The first half of the project has focused on the development and improvement of digital tools, sorting and recycling technologies, and eco-design and manufacturing of circular construction products. Now, ICEBERG partners are launching demonstrations on an industrial scale and we are working on breaking non-technical barriers, supporting policy formulation, standardization and awareness among stakeholders and society.
We are also starting to model the new businesses related to the new solutions and sharing the results with other researchers, industries and society.
In the month of October, the first public reports will be available on the project website and the participants will meet in Bilbao (Spain) for a three-day face-to-face General Assembly, where the progress made and other additional challenges will be presented.

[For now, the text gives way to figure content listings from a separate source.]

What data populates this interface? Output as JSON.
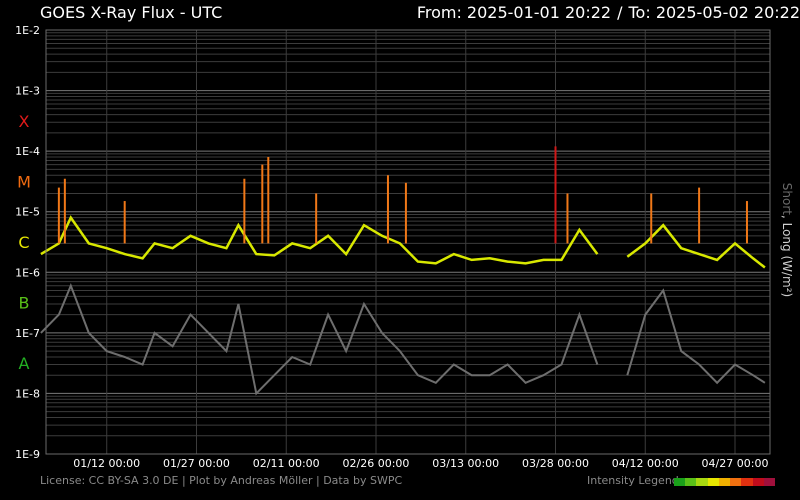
{
  "header": {
    "title": "GOES X-Ray Flux - UTC",
    "from_label": "From: 2025-01-01 20:22",
    "separator": "/",
    "to_label": "To: 2025-05-02 20:22"
  },
  "footer": {
    "credits": "License: CC BY-SA 3.0 DE | Plot by Andreas Möller | Data by SWPC",
    "legend_label": "Intensity Legend"
  },
  "side_label": {
    "short": "Short",
    "rest": ", Long (W/m²)"
  },
  "colors": {
    "background": "#000000",
    "grid": "#5a5a5a",
    "short_channel": "#6e6e6e",
    "long_channel_c": "#d8e800",
    "long_channel_m": "#f07818",
    "long_channel_x": "#d01818",
    "class_x": "#e01a1a",
    "class_m": "#f06a10",
    "class_c": "#e6e600",
    "class_b": "#58c018",
    "class_a": "#22b022",
    "intensity_legend": [
      "#1aa01a",
      "#5ac018",
      "#a8d810",
      "#e6e600",
      "#f0b000",
      "#f07010",
      "#e03010",
      "#c00c1c",
      "#a0103c"
    ]
  },
  "chart_data": {
    "type": "line",
    "title": "GOES X-Ray Flux - UTC",
    "ylabel": "Short, Long (W/m²)",
    "yscale": "log",
    "ylim": [
      1e-09,
      0.01
    ],
    "y_tick_labels": [
      "1E-2",
      "1E-3",
      "1E-4",
      "1E-5",
      "1E-6",
      "1E-7",
      "1E-8",
      "1E-9"
    ],
    "y_tick_values": [
      0.01,
      0.001,
      0.0001,
      1e-05,
      1e-06,
      1e-07,
      1e-08,
      1e-09
    ],
    "flare_classes": [
      {
        "label": "X",
        "value": 0.0001
      },
      {
        "label": "M",
        "value": 1e-05
      },
      {
        "label": "C",
        "value": 1e-06
      },
      {
        "label": "B",
        "value": 1e-07
      },
      {
        "label": "A",
        "value": 1e-08
      }
    ],
    "x_start": "2025-01-01 20:22",
    "x_end": "2025-05-02 20:22",
    "x_tick_labels": [
      "01/12 00:00",
      "01/27 00:00",
      "02/11 00:00",
      "02/26 00:00",
      "03/13 00:00",
      "03/28 00:00",
      "04/12 00:00",
      "04/27 00:00"
    ],
    "x_tick_dates": [
      "2025-01-12",
      "2025-01-27",
      "2025-02-11",
      "2025-02-26",
      "2025-03-13",
      "2025-03-28",
      "2025-04-12",
      "2025-04-27"
    ],
    "grid": true,
    "data_gap": [
      "2025-04-06",
      "2025-04-07"
    ],
    "series": [
      {
        "name": "Long",
        "x": [
          "2025-01-01",
          "2025-01-04",
          "2025-01-06",
          "2025-01-09",
          "2025-01-12",
          "2025-01-15",
          "2025-01-18",
          "2025-01-20",
          "2025-01-23",
          "2025-01-26",
          "2025-01-29",
          "2025-02-01",
          "2025-02-03",
          "2025-02-06",
          "2025-02-09",
          "2025-02-12",
          "2025-02-15",
          "2025-02-18",
          "2025-02-21",
          "2025-02-24",
          "2025-02-27",
          "2025-03-02",
          "2025-03-05",
          "2025-03-08",
          "2025-03-11",
          "2025-03-14",
          "2025-03-17",
          "2025-03-20",
          "2025-03-23",
          "2025-03-26",
          "2025-03-29",
          "2025-04-01",
          "2025-04-04",
          "2025-04-06",
          "2025-04-09",
          "2025-04-12",
          "2025-04-15",
          "2025-04-18",
          "2025-04-21",
          "2025-04-24",
          "2025-04-27",
          "2025-04-30",
          "2025-05-02"
        ],
        "values": [
          2e-06,
          3e-06,
          8e-06,
          3e-06,
          2.5e-06,
          2e-06,
          1.7e-06,
          3e-06,
          2.5e-06,
          4e-06,
          3e-06,
          2.5e-06,
          6e-06,
          2e-06,
          1.9e-06,
          3e-06,
          2.5e-06,
          4e-06,
          2e-06,
          6e-06,
          4e-06,
          3e-06,
          1.5e-06,
          1.4e-06,
          2e-06,
          1.6e-06,
          1.7e-06,
          1.5e-06,
          1.4e-06,
          1.6e-06,
          1.6e-06,
          5e-06,
          2e-06,
          1.6e-06,
          1.8e-06,
          3e-06,
          6e-06,
          2.5e-06,
          2e-06,
          1.6e-06,
          3e-06,
          1.7e-06,
          1.2e-06
        ]
      },
      {
        "name": "Short",
        "x": [
          "2025-01-01",
          "2025-01-04",
          "2025-01-06",
          "2025-01-09",
          "2025-01-12",
          "2025-01-15",
          "2025-01-18",
          "2025-01-20",
          "2025-01-23",
          "2025-01-26",
          "2025-01-29",
          "2025-02-01",
          "2025-02-03",
          "2025-02-06",
          "2025-02-09",
          "2025-02-12",
          "2025-02-15",
          "2025-02-18",
          "2025-02-21",
          "2025-02-24",
          "2025-02-27",
          "2025-03-02",
          "2025-03-05",
          "2025-03-08",
          "2025-03-11",
          "2025-03-14",
          "2025-03-17",
          "2025-03-20",
          "2025-03-23",
          "2025-03-26",
          "2025-03-29",
          "2025-04-01",
          "2025-04-04",
          "2025-04-06",
          "2025-04-09",
          "2025-04-12",
          "2025-04-15",
          "2025-04-18",
          "2025-04-21",
          "2025-04-24",
          "2025-04-27",
          "2025-04-30",
          "2025-05-02"
        ],
        "values": [
          1e-07,
          2e-07,
          6e-07,
          1e-07,
          5e-08,
          4e-08,
          3e-08,
          1e-07,
          6e-08,
          2e-07,
          1e-07,
          5e-08,
          3e-07,
          1e-08,
          2e-08,
          4e-08,
          3e-08,
          2e-07,
          5e-08,
          3e-07,
          1e-07,
          5e-08,
          2e-08,
          1.5e-08,
          3e-08,
          2e-08,
          2e-08,
          3e-08,
          1.5e-08,
          2e-08,
          3e-08,
          2e-07,
          3e-08,
          2e-08,
          2e-08,
          2e-07,
          5e-07,
          5e-08,
          3e-08,
          1.5e-08,
          3e-08,
          2e-08,
          1.5e-08
        ]
      }
    ],
    "peaks": [
      {
        "x": "2025-01-04",
        "value": 2.5e-05
      },
      {
        "x": "2025-01-05",
        "value": 3.5e-05
      },
      {
        "x": "2025-01-15",
        "value": 1.5e-05
      },
      {
        "x": "2025-02-04",
        "value": 3.5e-05
      },
      {
        "x": "2025-02-07",
        "value": 6e-05
      },
      {
        "x": "2025-02-08",
        "value": 8e-05
      },
      {
        "x": "2025-02-16",
        "value": 2e-05
      },
      {
        "x": "2025-02-28",
        "value": 4e-05
      },
      {
        "x": "2025-03-03",
        "value": 3e-05
      },
      {
        "x": "2025-03-28",
        "value": 0.00012
      },
      {
        "x": "2025-03-30",
        "value": 2e-05
      },
      {
        "x": "2025-04-13",
        "value": 2e-05
      },
      {
        "x": "2025-04-21",
        "value": 2.5e-05
      },
      {
        "x": "2025-04-29",
        "value": 1.5e-05
      }
    ]
  }
}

The ICEBERG project works on a series of innovative solutions based on the circular economy that demonstrate the efficient recovery of valuable material resources from the generation of representative construction materials at the end of their useful life, it is funded by the European Union as part of the Program Horizon 2020 Research and Innovation Framework (contract 869336). Its objective is to address the recycling and recovery of some of the most common construction and demolition waste (C&D).
The objective of the project is to design, develop and validate innovative recycling systems and technologies that allow the production of high-value recovered materials that have a low level of impurities (less than 8%) and are safe. The validation will be carried out on an industrial scale through six case studies in different locations in Europe, covering the circularity of concrete, ceramics, wood, plaster, insulating foams and super-insulating materials. It also seeks to improve the reliability and acceptability of materials recycled from construction waste.
The project has a duration of four years and has a budget of 15.667.498 euros, of which the European Union contributes 12.997.935 euros. In the first half of the project, tools and technologies are being developed to improve the traceability, identification, separation, recycling and reuse of CDW materials. The second part of the project will be dedicated to demonstrating these solutions in six case studies, analyzing their economic and environmental impact and their impact on workers’ health.